Buying Advice How Many Hours?

   / How Many Hours? #1  

JimHam

Bronze Member
Joined
Jul 10, 2013
Messages
68
Location
Duffield, VA
Tractor
Kubota M8200DTC
I'm new here but I've been lurking and doing research on purchasing my first tractor. I have 55 acres of reclaimed mine land on a lake where I plan to build my retirement home. I am looking for a tractor for mowing, some dirt work, maintaining food plots, clearing rock from the soil and maybe cutting some hay in the future. Looking at a budget of about 25K max for my tractor, less if I can do better. Want something with a cab, FEL and in the 80hp range. My research kind of leads me to Zetor, Mahindra, or Kioti. I have a friend who farms and has owned Zetors for years and recommends them highly. Right now I am looking at a '03 Zetor 7341 with 4600 hours on it. Seems to be well-maintained and has a new clutch. Tires are great, cab is fair and it is clean. It is priced at 18900 which would leave me some money to buy implements with. My hang up is the hours. I've been reading up on Zetor on the forums and some folks say a Zetor will go about 5000 hours before rebuild, others say much longer. If I could get 7000 hrs out of that motor I would probably be dead before it is. Would appreciate opinions on the hours, or other brands I might consider given my budget and use.
 
   / How Many Hours? #2  
Huge variation in how hard a machine has been used or abused or kept-up or neglected.

prs
 
   / How Many Hours? #3  
10K hours is a general rule for the lifetime of a tractor before it needs serious overhaul work.
 
   / How Many Hours? #4  
Unfortunately a hour meter cannot tell you how a tractor was used. 1000 hours mowing in third gear at mid range rpm's is not the same as 1000 hours plowing in first gear at maximum rpm's.

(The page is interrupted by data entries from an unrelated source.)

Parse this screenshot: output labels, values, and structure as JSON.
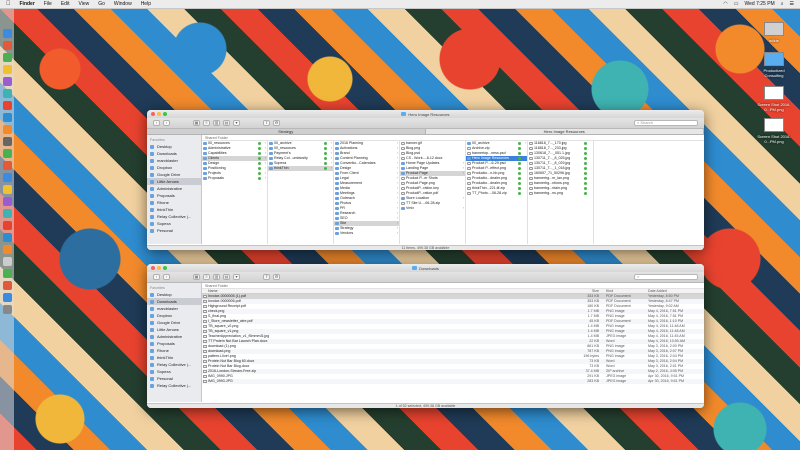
{
  "menubar": {
    "app": "Finder",
    "items": [
      "File",
      "Edit",
      "View",
      "Go",
      "Window",
      "Help"
    ],
    "clock": "Wed 7:25 PM"
  },
  "desktop_items": [
    {
      "label": "wilkie"
    },
    {
      "label": "Productized Consulting"
    },
    {
      "label": "Screen Shot 2016-0...PM.png"
    },
    {
      "label": "Screen Shot 2016-0...PM.png"
    }
  ],
  "window1": {
    "title": "Hero Image Resources",
    "search_placeholder": "Search",
    "tabs": [
      "Strategy",
      "Hero Image Resources"
    ],
    "section": "Shared Folder",
    "status": "11 items, 499.38 GB available",
    "sidebar": {
      "heading": "Favorites",
      "items": [
        "Desktop",
        "Downloads",
        "marcblaster",
        "Dropbox",
        "Google Drive",
        "Little Arrows",
        "Administrative",
        "Proposals",
        "Rhone",
        "thinkThin",
        "Relay Collective |...",
        "Sopexa",
        "Personal"
      ],
      "selected_index": 5
    },
    "col1": [
      "00_resources",
      "Administrative",
      "Capabilities",
      "Clients",
      "Design",
      "Positioning",
      "Projects",
      "Proposals"
    ],
    "col2": [
      "00_archive",
      "00_resources",
      "Payment's",
      "Relay Col...umbiosity",
      "Sopexa",
      "thinkThin"
    ],
    "col3": [
      "2016 Planning",
      "Activations",
      "Brand",
      "Content Planning",
      "Conventio...Calendars",
      "Design",
      "From Client",
      "Legal",
      "Measurement",
      "Media",
      "Meetings",
      "Outreach",
      "Photos",
      "PR",
      "Research",
      "SEO",
      "Site",
      "Strategy",
      "Vendors"
    ],
    "col4": [
      "banner.gif",
      "Blog.png",
      "Blog.psd",
      "CS - Work...-6-12.docx",
      "Home Page Updates",
      "Landing Page",
      "Product Page",
      "Product P...er Shots",
      "Product Page.png",
      "ProductP...ration.key",
      "ProductP...ration.pdf",
      "Store Location",
      "TT Site U...-06-28.zip",
      "Vmix"
    ],
    "col5": [
      "00_archive",
      "Archive.zip",
      "bannertop...ness.psd",
      "Hero Image Resources",
      "Product P...-6-29.psd",
      "Product P...effect.png",
      "Productio...n-hb.png",
      "Productio...dealer.png",
      "Productio...dealer.png",
      "thinkThin...221.tif.zip",
      "TT_Photo...-06-28.zip"
    ],
    "col6": [
      "116818_7..._170.jpg",
      "116818_7..._233.jpg",
      "130618_7..._051.1.jpg",
      "130711_T..._8_025.jpg",
      "130711_T..._8_029.jpg",
      "130711_T..._1_018.jpg",
      "160657_71_50296.jpg",
      "bannerbg...m_lan.png",
      "bannerbg...ntions.png",
      "bannerbg...ntain.png",
      "bannerbg...ns.png"
    ]
  },
  "window2": {
    "title": "Downloads",
    "section": "Shared Folder",
    "status": "1 of 52 selected, 499.38 GB available",
    "sidebar": {
      "heading": "Favorites",
      "items": [
        "Desktop",
        "Downloads",
        "marcblaster",
        "Dropbox",
        "Google Drive",
        "Little Arrows",
        "Administrative",
        "Proposals",
        "Rhone",
        "thinkThin",
        "Relay Collective |...",
        "Sopexa",
        "Personal",
        "Relay Collective |..."
      ],
      "selected_index": 1
    },
    "headers": {
      "name": "Name",
      "size": "Size",
      "kind": "Kind",
      "date": "Date Added"
    },
    "rows": [
      {
        "name": "Invoice-0000005 (1).pdf",
        "size": "353 KB",
        "kind": "PDF Document",
        "date": "Yesterday, 8:50 PM"
      },
      {
        "name": "Invoice-0000005.pdf",
        "size": "353 KB",
        "kind": "PDF Document",
        "date": "Yesterday, 8:47 PM"
      },
      {
        "name": "Highground Receipt.pdf",
        "size": "180 KB",
        "kind": "PDF Document",
        "date": "Yesterday, 9:02 AM"
      },
      {
        "name": "check.png",
        "size": "1.7 MB",
        "kind": "PNG image",
        "date": "May 4, 2016, 7:51 PM"
      },
      {
        "name": "S_final.png",
        "size": "1.7 MB",
        "kind": "PNG image",
        "date": "May 4, 2016, 7:51 PM"
      },
      {
        "name": "I_Store_newsletter_wire.pdf",
        "size": "45 KB",
        "kind": "PDF Document",
        "date": "May 4, 2016, 1:10 PM"
      },
      {
        "name": "TB_square_v2.png",
        "size": "1.4 MB",
        "kind": "PNG image",
        "date": "May 4, 2016, 11:48 AM"
      },
      {
        "name": "TB_square_v1.png",
        "size": "1.4 MB",
        "kind": "PNG image",
        "date": "May 4, 2016, 11:48 AM"
      },
      {
        "name": "TeacherAppreciation_v1_f5mmm3l.jpg",
        "size": "1.4 MB",
        "kind": "JPEG image",
        "date": "May 4, 2016, 11:45 AM"
      },
      {
        "name": "TT Protein Nut Bar Launch Plan.docx",
        "size": "22 KB",
        "kind": "Word",
        "date": "May 4, 2016, 10:50 AM"
      },
      {
        "name": "download (1).png",
        "size": "861 KB",
        "kind": "PNG image",
        "date": "May 3, 2016, 2:00 PM"
      },
      {
        "name": "download.png",
        "size": "787 KB",
        "kind": "PNG image",
        "date": "May 3, 2016, 2:07 PM"
      },
      {
        "name": "pattern-i-live!.png",
        "size": "196 bytes",
        "kind": "PNG image",
        "date": "May 3, 2016, 2:04 PM"
      },
      {
        "name": "Protein Nut Bar Blog 60.docx",
        "size": "73 KB",
        "kind": "Word",
        "date": "May 3, 2016, 2:04 PM"
      },
      {
        "name": "Protein Nut Bar Blog.docx",
        "size": "73 KB",
        "kind": "Word",
        "date": "May 3, 2016, 2:01 PM"
      },
      {
        "name": "2016-London-Stream-Free.zip",
        "size": "37.4 MB",
        "kind": "ZIP archive",
        "date": "May 2, 2016, 4:05 PM"
      },
      {
        "name": "IMG_0990.JPG",
        "size": "291 KB",
        "kind": "JPEG image",
        "date": "Apr 30, 2016, 9:51 PM"
      },
      {
        "name": "IMG_0993.JPG",
        "size": "283 KB",
        "kind": "JPEG image",
        "date": "Apr 30, 2016, 9:51 PM"
      }
    ]
  }
}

My neighbor bought a used round baler a few years back that was washed down every day after use and stored inside. It looked like it was right off the show room floor. Come to find out it had been used to make over 30,000 round bales and every bearing on the unit was worn out and needed replacing. His great deal turned out to be a lot more costly shortly after the next bailing season. See if the seller of the tractor has maintenance records to show it was kept in good working order over its life.